Gross Rent Multiplier  ( Price / Potential gross income )

 

Uses

  1. To quickly survey the market for opportunities (properties with a low price relative to market based gross potential rent).
  2. To value a property by using the gross rent multipliers (GRMs) of very similar properties within the same neighborhood or market area.

 

Advantages

  1. Very little information is required.
  2. The required information may be obtained easily and quickly.
  3. Within a homogeneous neighborhood or market area, most similar properties should have similar GRMs.
  4. Investors may be fairly familiar with the GRM, but if not, can quickly grasp the concept.

 

Disadvantages

  1. The GRM does not allow for most relevant investment factors, such as:
    • Appreciation or depreciation in future value
    • Operating expenses
    • Financial leverage or mortgage amortization
    • Income taxes
    • Risk
  2. Because the GRM is simple to use, there is a tendency to use it without regard to its limitations.
  3. It is difficult to find truly similar properties.
  4. Using the GRM to value an investment is similar to using the total sales of a corporation as a measure of value. (The corporation would have to be as profitable as the average corporation for such an estimate of value to be accurate.)

 

Capitalization Rate  ( Net Operating Income (NOI) / Price )

Uses

  1. Used in real estate appraisal as the basis for establishing value.
  2. Similar to uses of GRM.

 

Advantages

  1. The cap rate brings operating expenses into the analysis.
  2. It is well known because of its wide use in real estate appraisal.

 

Disadvantages

  1. It does not explicitly allow for most relevant investment factors, such as:
    • Appreciation or depreciation
    • Financial leverage or mortgage amortization
    • Income taxes
    • Risk
  2. Because it is simple to use, there is a tendency to use the cap rate in situations where it does not apply.
  3. May be inaccurate due to unaccounted or misstated expenses.

 

Cash on Cash  (Cash flow before taxes / Initial equity investment )

 

Uses

  1. Often used to calculate the length of time required to return the initial investment to the investor
  2. Yield estimate for short-lived investments with no change in value
  3. Cash on cash may be compared to the dividend on a stock, the interest payment on a bond, or the equity dividend rate used in real estate appraisal
  4. Yield estimate for an investment purchased for annual income, not appreciation (and assuming no depreciation)

 

Advantages

  1. Cash on cash is easy to use.
  2. Many investors are cash-oriented.
  3. Adjustments for vacancy and credit losses, operating expenses, and financing on the income from the property are included.

 

Disadvantages

  1. It does not allow for most of the relevant investment factors, such as:
    • Appreciation
    • Income taxes
    • Mortgage amortization
    • Risk
  2. It does not allow for meaningful comparisons among potential investments.
  3. The importance of many factors is obscured by the simplicity of the analysis.

 

VALUATION FOR COMMERCIAL INVESTMENT

 

Discounted Cash Flow Analysis (DCF)

In commercial real estate analysis, investors typically use the discount rate, or the cap rate, rather than rules of thumb.

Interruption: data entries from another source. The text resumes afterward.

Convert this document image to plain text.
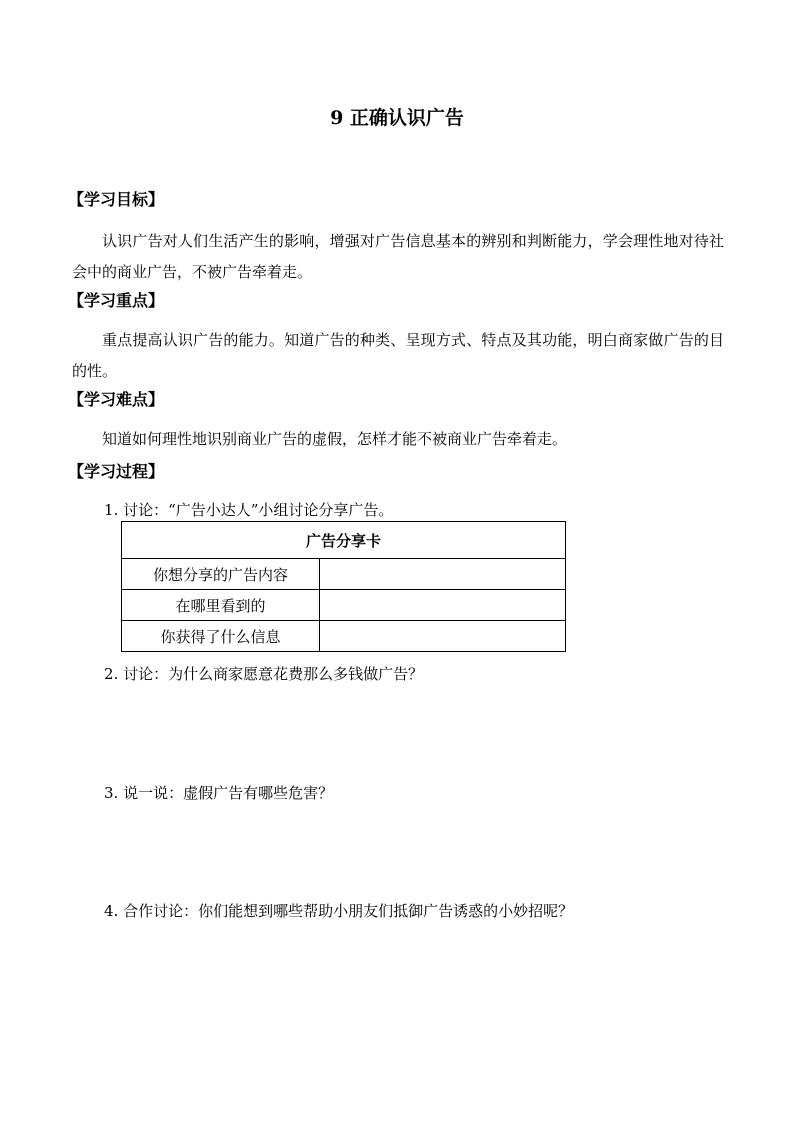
9 正确认识广告
【学习目标】
认识广告对人们生活产生的影响，增强对广告信息基本的辨别和判断能力，学会理性地对待社会中的商业广告，不被广告牵着走。
【学习重点】
重点提高认识广告的能力。知道广告的种类、呈现方式、特点及其功能，明白商家做广告的目的性。
【学习难点】
知道如何理性地识别商业广告的虚假，怎样才能不被商业广告牵着走。
【学习过程】
1. 讨论：“广告小达人”小组讨论分享广告。
广告分享卡	
你想分享的广告内容	
在哪里看到的	
你获得了什么信息	
2. 讨论：为什么商家愿意花费那么多钱做广告？
3. 说一说：虚假广告有哪些危害？
4. 合作讨论：你们能想到哪些帮助小朋友们抵御广告诱惑的小妙招呢？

Investors use the discount rate because it allows them to discount future cash flows due to the timing of the cash flows (or the time value of money) and the uncertainty of the cash flows (or risk). Adjusting for time and risk can be difficult because all real estate investments are different.

 

Yield Versus Capitalization Rates

 

Internal Rate of Return (IRR)

 

The cap rate is often expressed as R = I / V, where I is the first year’s NOI, and V is the PV or purchase price. Using the following example, NOI for year one is $100,800 and increases 3 percent annually. If we capitalize this number by dividing it by the purchase price of $1,000,000, we get a cap rate of about 10 percent. Using the Cash Flow Model (on a before debt, before tax basis), an internal rate of return (IRR) of approximately 12 percent is achieved. The 2 percent difference between the discount rate and cap rate is the result of the increase in the annual income and the value of the property. The market value (sale price) of the property increased at 2.5 percent per year, but after sales costs of 4 percent, the realized growth was about 1.67 percent. To verify this, assume that the market value and the NOI of the example is expected to increase at 3 percent and that there are no sales costs. NOI for year one is $100,800 and dividing this number by $1,000,000 results in a cap rate of exactly 10.08 percent. Therefore, the IRR would be exactly 13.08 percent (10.08 percent cap rate plus 3 percent growth rate).

 

Calculate the IRR.

 

n     $________________

0   (1,000,000)
1   100,800
2   103,824
3   106,939
4   110,147
5   113,451 + 1,159,274

IRR = 13.08%

 

Investors should use caution when comparing cap rates for different properties because expectations about the growth rate of NOI after the first year differ.

 

The cap rate is not a rate of return on investment  (like the discount rate or IRR), because it does not explicitly consider annual cash flows and the change in value of the property. Investment analysis typically will project annual cash flows and the change in property value (the reversion cash flow) separately and apply the Cash Flow Model with net present value (NPV) (using a discount rate) or IRR measures of value. In using the discount rate, it is assumed that individual investors will discount cash flows at the rate of return offered by comparable, alternative investments. For this reason, the discount rate is sometimes referred to as the investor’s opportunity cost. Corporate investors typically use their weighted-average cost of capital as their discount rate. This rate is a combination of the corporation’s cost of capital raised from debt and equity.